Police arrest student for provocative question to Senator John Kerry

Campus police detained a university student who tried to ask U.S. Senator John Kerry questions during a campus forum.

Andrew Meyer, 21, spent a night in jail before his release Tuesday morning. He had no comment when he left. His attorney, Robert Griscti, did not return messages seeking comment.

Videos of the Monday night incident, posted on several Web sites and played repeatedly on television news, show officers pulling Meyer away from the microphone after he asks Kerry about impeaching President George W. Bush and whether he and Bush were both members of the secret society Skull and Bones at Yale University.

University spokesman Steve Orlando said Meyer was asked to leave the microphone after his allotted time was up. Meyer can be seen refusing to walk away and getting upset that the microphone was cut off.

As two officers take Meyer by the arms, Kerry, a Democrat, can be heard saying, "That's alright, let me answer his question."

Audience members applaud, and Meyer struggles for several seconds as up to four officers try to remove him from the room. Meyer screams for help and tries to break away from officers, then is forced to the ground and officers order him to stop resisting.

As Kerry tells the audience he will answer the student's "very important question," Meyer yells at the officers to release him, crying out, "Don't Tase me, bro," just before he is shocked by the Taser.
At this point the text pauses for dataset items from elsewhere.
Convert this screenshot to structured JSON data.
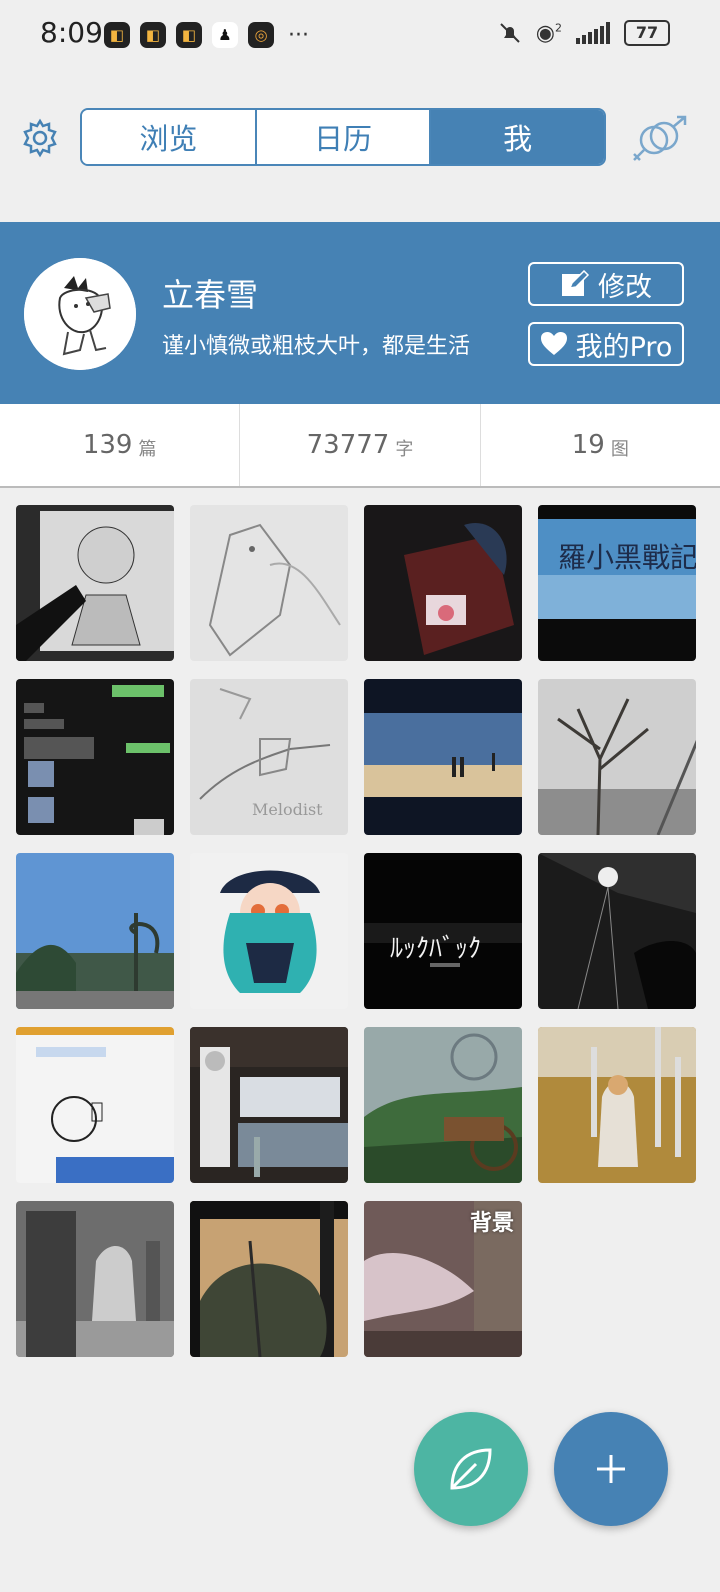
{
  "status_bar": {
    "time": "8:09",
    "more": "···",
    "battery": "77",
    "network_sup": "2"
  },
  "tabs": [
    {
      "label": "浏览"
    },
    {
      "label": "日历"
    },
    {
      "label": "我",
      "active": true
    }
  ],
  "profile": {
    "name": "立春雪",
    "bio": "谨小慎微或粗枝大叶，都是生活",
    "edit_label": "修改",
    "pro_label": "我的Pro"
  },
  "stats": [
    {
      "value": "139",
      "unit": "篇"
    },
    {
      "value": "73777",
      "unit": "字"
    },
    {
      "value": "19",
      "unit": "图"
    }
  ],
  "grid_tag": "背景",
  "colors": {
    "accent": "#4682b4",
    "leaf_fab": "#4db5a3",
    "background": "#efefef"
  },
  "icons": [
    "settings-gear-icon",
    "gender-icon",
    "edit-icon",
    "heart-icon",
    "leaf-icon",
    "plus-icon"
  ]
}
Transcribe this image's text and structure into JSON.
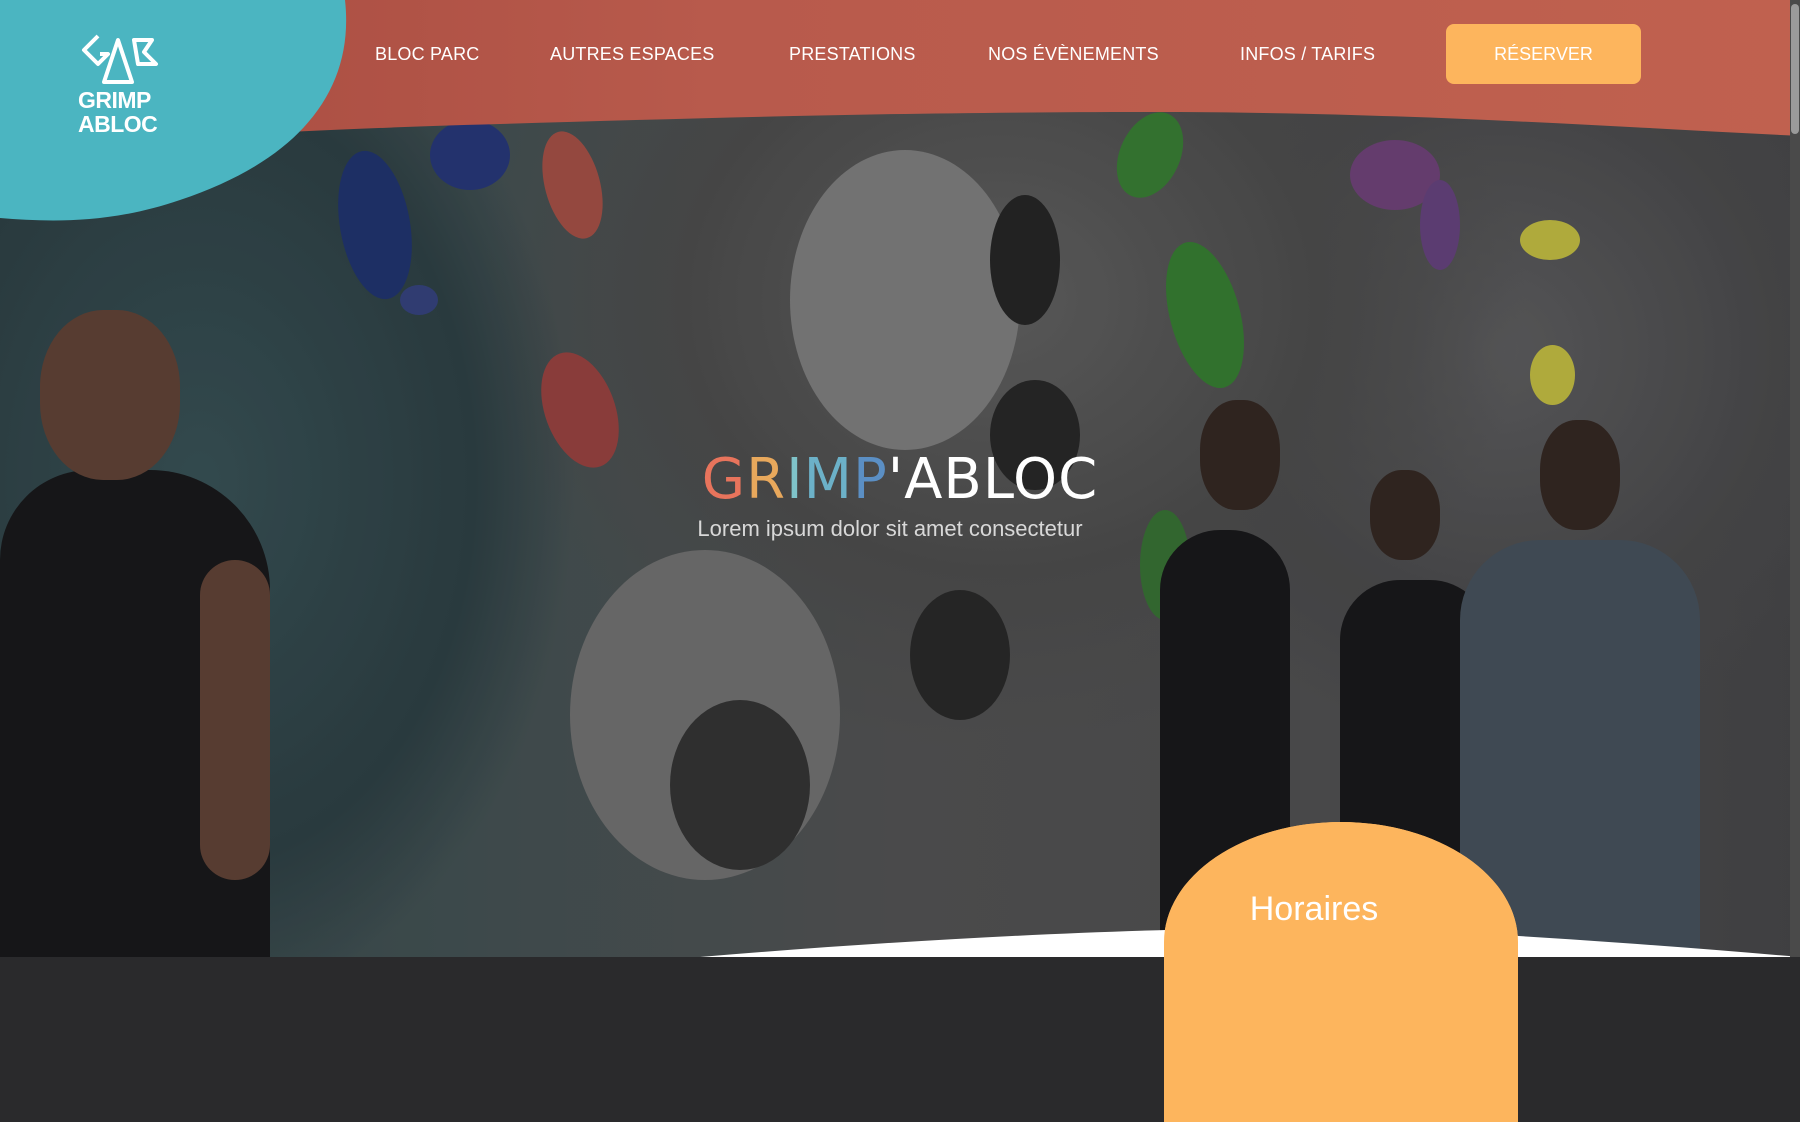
{
  "brand": {
    "logo_line1": "GRIMP",
    "logo_line2": "ABLOC",
    "logo_monogram": "GAB"
  },
  "nav": {
    "items": [
      {
        "label": "BLOC PARC"
      },
      {
        "label": "AUTRES ESPACES"
      },
      {
        "label": "PRESTATIONS"
      },
      {
        "label": "NOS ÉVÈNEMENTS"
      },
      {
        "label": "INFOS / TARIFS"
      }
    ],
    "cta_label": "RÉSERVER"
  },
  "hero": {
    "title_letters": [
      {
        "char": "G",
        "color": "#e8745c"
      },
      {
        "char": "R",
        "color": "#e8a85c"
      },
      {
        "char": "I",
        "color": "#7fc3c9"
      },
      {
        "char": "M",
        "color": "#6cb1c8"
      },
      {
        "char": "P",
        "color": "#5b8fc4"
      },
      {
        "char": "'ABLOC",
        "color": "#ffffff"
      }
    ],
    "subtitle": "Lorem ipsum dolor sit amet consectetur"
  },
  "horaires": {
    "label": "Horaires"
  },
  "colors": {
    "nav_bg": "#b5574a",
    "logo_blob": "#4bb5c1",
    "accent": "#fdb55d"
  }
}
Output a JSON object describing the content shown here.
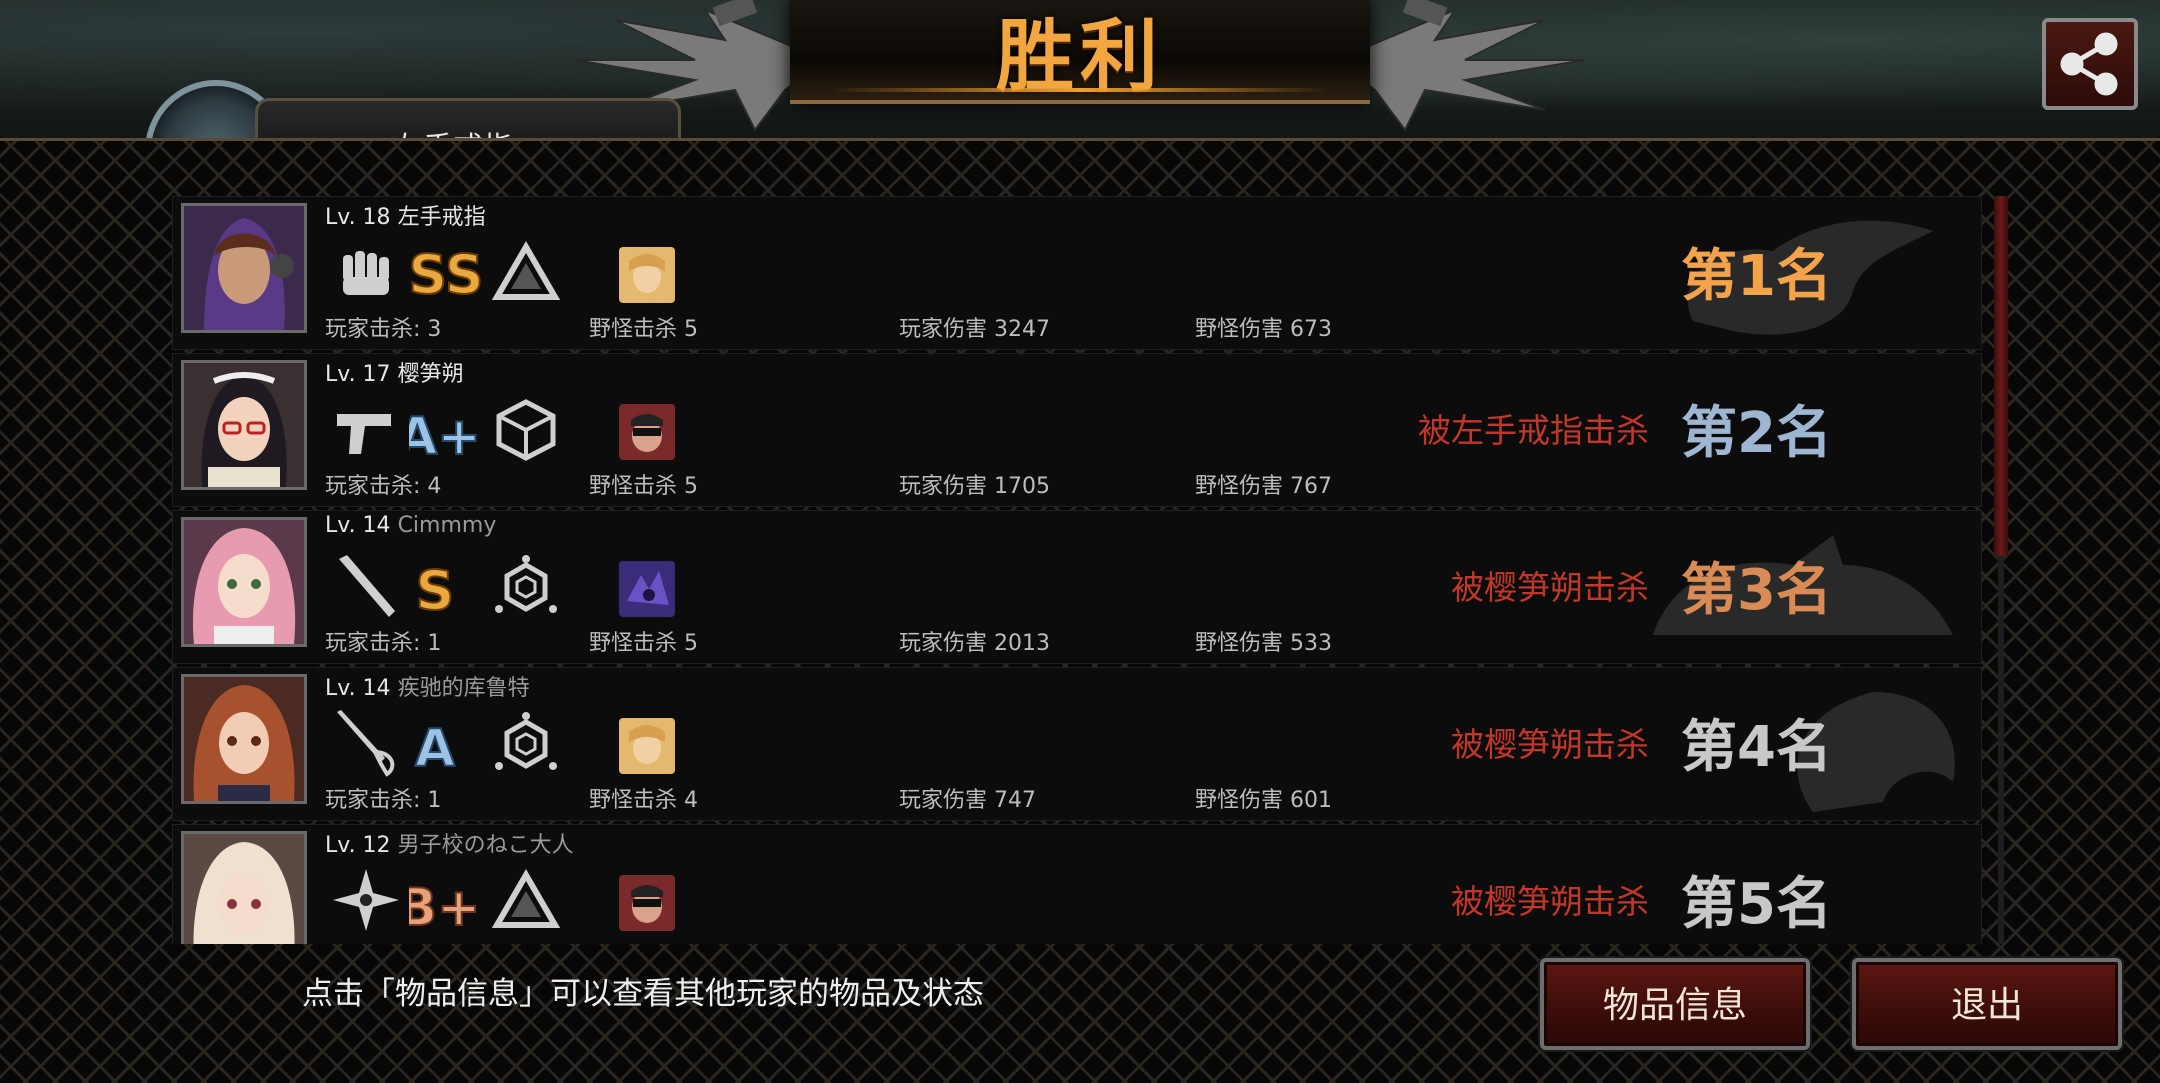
{
  "title": "胜利",
  "behind_tab_label": "左手戒指",
  "hint": "点击「物品信息」可以查看其他玩家的物品及状态",
  "buttons": {
    "item_info": "物品信息",
    "exit": "退出"
  },
  "players": [
    {
      "level": "Lv. 18",
      "name": "左手戒指",
      "grade": "SS",
      "player_kills": "玩家击杀: 3",
      "monster_kills": "野怪击杀 5",
      "player_damage": "玩家伤害 3247",
      "monster_damage": "野怪伤害 673",
      "killed_by": "",
      "rank": "第1名",
      "rank_color": "#f3a44a"
    },
    {
      "level": "Lv. 17",
      "name": "樱笋朔",
      "grade": "A+",
      "player_kills": "玩家击杀: 4",
      "monster_kills": "野怪击杀 5",
      "player_damage": "玩家伤害 1705",
      "monster_damage": "野怪伤害 767",
      "killed_by": "被左手戒指击杀",
      "rank": "第2名",
      "rank_color": "#9fb6d2"
    },
    {
      "level": "Lv. 14",
      "name": "Cimmmy",
      "grade": "S",
      "player_kills": "玩家击杀: 1",
      "monster_kills": "野怪击杀 5",
      "player_damage": "玩家伤害 2013",
      "monster_damage": "野怪伤害 533",
      "killed_by": "被樱笋朔击杀",
      "rank": "第3名",
      "rank_color": "#d98b55"
    },
    {
      "level": "Lv. 14",
      "name": "疾驰的库鲁特",
      "grade": "A",
      "player_kills": "玩家击杀: 1",
      "monster_kills": "野怪击杀 4",
      "player_damage": "玩家伤害 747",
      "monster_damage": "野怪伤害 601",
      "killed_by": "被樱笋朔击杀",
      "rank": "第4名",
      "rank_color": "#c8c8c8"
    },
    {
      "level": "Lv. 12",
      "name": "男子校のねこ大人",
      "grade": "B+",
      "player_kills": "",
      "monster_kills": "",
      "player_damage": "",
      "monster_damage": "",
      "killed_by": "被樱笋朔击杀",
      "rank": "第5名",
      "rank_color": "#c8c8c8"
    }
  ],
  "icons": {
    "weapons": [
      "fist-icon",
      "pistol-icon",
      "bat-icon",
      "rapier-icon",
      "shuriken-icon"
    ],
    "armor": [
      "triangle-rune-icon",
      "cube-rune-icon",
      "hex-rune-icon",
      "hex-rune-icon",
      "triangle-rune-icon"
    ]
  },
  "colors": {
    "accent": "#f2a640",
    "killed_text": "#c3372a",
    "button_bg": "#4a120e"
  }
}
He is then led from the room, screaming, "What did I do?"

Meyer was arrested on charges of resisting an officer and disturbing the peace, according to Alachua County jail records, but the State Attorney's Office had yet to make the formal charging decision. Police recommended charges of resisting arrest with violence, a felony, and disturbing the peace and interfering with school administrative functions, a misdemeanor.

Orlando said university police would conduct an internal investigation.

"The police department does have a standard procedure for when they use force, including when they use a Taser," Orlando said. "That is what the internal investigation would address - whether the proper procedures were followed, whether the officers acted appropriately."

University President J. Bernard Machen said two officers involved in the incident were placed on administrative leave pending the outcome of the probe.

Meyer was ordered released from jail Tuesday on his own recognizance.

Meyer has his own Web site and it contains several "comedy" videos that he appears in. In one, he stands in a street with a sign that says "Harry Dies" after the latest Harry Potter book was released. In another, he acts like a drunk while trying to pick up a woman in a bar.

The site also has what is called a "disorganized diatribe" attributed to Meyer that criticizes the Iraq war, the news media for not covering the conflict enough and the American public for paying too much attention to celebrity news.